We are all islanders now
The reality, as Nausicaa so elegantly points out, is that an island isn’t just something that exists in the Caribbean or the Pacific. Your planet is an island in space. Your continent is an island in the sea. Whether you think about it consciously or not, you are dependent on the ocean for your stability and your food resources. And in our lifetime we have all seen what a Tsunami can do. Just because it hasn’t happened to us, it doesn’t mean it won’t. We are all islanders now.
Sea lion or human being?
“What would it be like to be a sea lion?” asks Hannah as we watch a show where five sea lions perform for an audience. We debate it at length. You get to swim all day with your family. (A positive) To eat fish forever (yuk yuk -a negative) You are prey to jackals and hyenas and sharks. (a big no-no all round.)

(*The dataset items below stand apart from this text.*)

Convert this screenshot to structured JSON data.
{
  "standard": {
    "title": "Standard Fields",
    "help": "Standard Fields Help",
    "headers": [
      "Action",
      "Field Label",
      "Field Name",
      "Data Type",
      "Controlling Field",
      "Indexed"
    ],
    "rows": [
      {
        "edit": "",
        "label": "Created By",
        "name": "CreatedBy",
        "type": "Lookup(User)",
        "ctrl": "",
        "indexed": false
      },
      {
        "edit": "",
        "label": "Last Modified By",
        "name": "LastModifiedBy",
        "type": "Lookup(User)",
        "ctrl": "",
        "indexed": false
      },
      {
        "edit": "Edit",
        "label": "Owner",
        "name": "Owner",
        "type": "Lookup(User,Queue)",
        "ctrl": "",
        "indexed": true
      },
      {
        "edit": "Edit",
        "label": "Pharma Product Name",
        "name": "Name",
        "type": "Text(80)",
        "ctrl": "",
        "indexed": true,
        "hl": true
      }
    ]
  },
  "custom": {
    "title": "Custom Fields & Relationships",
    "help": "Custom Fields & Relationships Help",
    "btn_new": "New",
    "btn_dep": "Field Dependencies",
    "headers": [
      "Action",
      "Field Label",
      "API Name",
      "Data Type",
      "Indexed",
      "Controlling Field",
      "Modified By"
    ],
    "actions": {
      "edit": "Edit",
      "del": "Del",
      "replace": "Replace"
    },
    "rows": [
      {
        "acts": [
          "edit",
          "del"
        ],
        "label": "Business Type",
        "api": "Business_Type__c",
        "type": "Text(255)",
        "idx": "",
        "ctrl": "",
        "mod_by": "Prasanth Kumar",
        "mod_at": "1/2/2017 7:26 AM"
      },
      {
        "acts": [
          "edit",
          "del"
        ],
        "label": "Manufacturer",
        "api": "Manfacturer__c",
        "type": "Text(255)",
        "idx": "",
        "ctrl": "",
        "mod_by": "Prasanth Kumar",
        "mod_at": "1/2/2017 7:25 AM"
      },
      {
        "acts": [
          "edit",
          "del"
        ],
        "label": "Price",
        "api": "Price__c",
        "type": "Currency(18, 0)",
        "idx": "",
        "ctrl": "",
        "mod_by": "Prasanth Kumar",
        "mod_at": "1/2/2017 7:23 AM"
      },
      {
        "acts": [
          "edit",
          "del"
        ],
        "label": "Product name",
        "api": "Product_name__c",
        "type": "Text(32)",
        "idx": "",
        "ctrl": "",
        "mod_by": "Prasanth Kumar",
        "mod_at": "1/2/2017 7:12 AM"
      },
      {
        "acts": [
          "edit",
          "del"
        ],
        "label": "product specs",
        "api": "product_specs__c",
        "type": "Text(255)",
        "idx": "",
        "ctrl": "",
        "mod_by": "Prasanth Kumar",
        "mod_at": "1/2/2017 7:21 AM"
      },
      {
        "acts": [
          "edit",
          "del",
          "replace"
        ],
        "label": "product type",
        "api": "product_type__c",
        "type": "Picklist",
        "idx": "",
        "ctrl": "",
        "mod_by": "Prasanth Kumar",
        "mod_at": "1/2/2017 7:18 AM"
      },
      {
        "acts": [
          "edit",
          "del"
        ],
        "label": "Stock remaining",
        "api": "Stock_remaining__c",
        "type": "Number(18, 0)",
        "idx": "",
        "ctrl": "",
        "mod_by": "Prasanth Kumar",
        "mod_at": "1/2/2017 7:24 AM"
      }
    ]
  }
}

But when the sea makes a bid for more than the 72% of land it already covers, when it floods the islands we have left, would be better to be sea lion than human?
We both agree it would. And you can be sure we’d find out more about our ocean.
How many aquariums send you home thinking that?
Disclosure Note: Thanks to Nausicaa and the Boulogne Sur Mer Tourist Office for hosting us to enable you to bring you this story. The experience, views and opinions expressed remain, as ever, entirely our own.